Il était fatigué et malgré lui ses paupières se fermaient.
Tout à coup, il sursauta. La porte de l’église avait bougé ; peut-être n’était-ce qu’un coup de vent car la tempête faisait rage autour de la maison de Dieu. Mais une silhouette se détachait sur le mur : un homme s’avançait. Son pas résonnait de façon étrange sur les dalles, comme s’il avait une jambe de bois. Il avait relevé le col de son manteau, et à travers les grilles du confessionnal, le prêtre ne put distinguer du visage que deux yeux au regard sombre. L’étranger entra dans le confessionnal après une brève hésitation et s’agenouilla.
« Quand vous êtes-vous confessé pour la dernière fois ? » demanda le prêtre.

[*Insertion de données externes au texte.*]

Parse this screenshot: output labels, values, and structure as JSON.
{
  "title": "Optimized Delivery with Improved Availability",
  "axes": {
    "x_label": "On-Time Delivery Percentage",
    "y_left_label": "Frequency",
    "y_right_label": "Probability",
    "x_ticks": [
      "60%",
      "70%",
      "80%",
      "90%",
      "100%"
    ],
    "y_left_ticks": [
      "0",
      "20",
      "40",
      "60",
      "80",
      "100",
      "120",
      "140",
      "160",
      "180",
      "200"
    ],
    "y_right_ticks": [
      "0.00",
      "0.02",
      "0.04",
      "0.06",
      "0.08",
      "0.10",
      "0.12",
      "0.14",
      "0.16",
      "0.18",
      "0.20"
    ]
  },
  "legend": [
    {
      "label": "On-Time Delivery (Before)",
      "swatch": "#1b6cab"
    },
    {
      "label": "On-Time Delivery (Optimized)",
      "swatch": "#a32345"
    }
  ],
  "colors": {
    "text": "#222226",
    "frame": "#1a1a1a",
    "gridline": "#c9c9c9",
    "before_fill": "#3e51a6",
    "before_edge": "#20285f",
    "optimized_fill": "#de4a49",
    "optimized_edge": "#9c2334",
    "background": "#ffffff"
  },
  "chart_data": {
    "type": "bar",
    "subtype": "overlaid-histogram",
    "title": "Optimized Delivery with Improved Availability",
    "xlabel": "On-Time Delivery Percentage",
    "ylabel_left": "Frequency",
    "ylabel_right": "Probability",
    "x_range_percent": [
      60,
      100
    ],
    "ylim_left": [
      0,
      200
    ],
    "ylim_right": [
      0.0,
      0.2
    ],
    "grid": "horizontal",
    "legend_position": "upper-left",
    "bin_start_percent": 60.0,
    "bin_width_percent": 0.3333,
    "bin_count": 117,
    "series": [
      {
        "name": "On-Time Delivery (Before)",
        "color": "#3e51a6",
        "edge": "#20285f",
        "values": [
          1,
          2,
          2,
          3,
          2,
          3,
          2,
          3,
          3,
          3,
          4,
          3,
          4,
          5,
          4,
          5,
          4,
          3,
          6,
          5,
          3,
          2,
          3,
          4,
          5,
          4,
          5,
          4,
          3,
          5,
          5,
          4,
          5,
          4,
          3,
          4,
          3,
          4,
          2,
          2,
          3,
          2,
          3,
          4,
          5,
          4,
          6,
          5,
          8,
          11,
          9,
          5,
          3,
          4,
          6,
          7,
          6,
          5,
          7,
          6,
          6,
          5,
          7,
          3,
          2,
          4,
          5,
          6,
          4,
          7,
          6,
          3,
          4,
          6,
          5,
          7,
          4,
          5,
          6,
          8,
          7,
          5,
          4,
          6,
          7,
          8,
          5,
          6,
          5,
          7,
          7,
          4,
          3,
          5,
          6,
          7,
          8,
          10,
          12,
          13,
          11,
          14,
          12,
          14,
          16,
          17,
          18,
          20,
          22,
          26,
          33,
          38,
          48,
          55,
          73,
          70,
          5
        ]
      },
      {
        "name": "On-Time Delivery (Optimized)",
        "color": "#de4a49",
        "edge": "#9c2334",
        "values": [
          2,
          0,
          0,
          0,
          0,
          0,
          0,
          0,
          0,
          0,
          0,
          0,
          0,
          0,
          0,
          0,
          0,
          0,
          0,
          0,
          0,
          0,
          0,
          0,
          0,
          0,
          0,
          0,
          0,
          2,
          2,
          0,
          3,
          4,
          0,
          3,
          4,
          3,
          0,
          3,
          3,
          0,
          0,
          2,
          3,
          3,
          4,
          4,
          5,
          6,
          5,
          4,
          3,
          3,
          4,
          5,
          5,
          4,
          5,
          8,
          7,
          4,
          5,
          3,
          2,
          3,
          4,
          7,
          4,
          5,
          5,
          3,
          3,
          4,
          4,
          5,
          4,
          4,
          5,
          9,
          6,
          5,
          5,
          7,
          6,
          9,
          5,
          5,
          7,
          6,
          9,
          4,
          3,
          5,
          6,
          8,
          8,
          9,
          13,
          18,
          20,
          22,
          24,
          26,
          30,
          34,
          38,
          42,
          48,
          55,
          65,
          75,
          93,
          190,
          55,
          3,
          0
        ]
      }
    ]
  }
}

« Je n’ai encore jamais reçu ce sacrement » répliqua l’homme d’une voix étouffée.
« Jamais, dites-vous ? »
« Jamais. »
« Quel âge avez-vous donc ? »
« Je ne sais pas, il y a beau temps que j’ai cessé de compter les années. »
« Mais vous devez bien savoir à peu près votre âge ? » « Une demi-éternité. »
« Bien, disons alors soixante-dix ans ! De quoi vous accusez-vous ? »
« J’ai été orgueilleux » répliqua le pécheur.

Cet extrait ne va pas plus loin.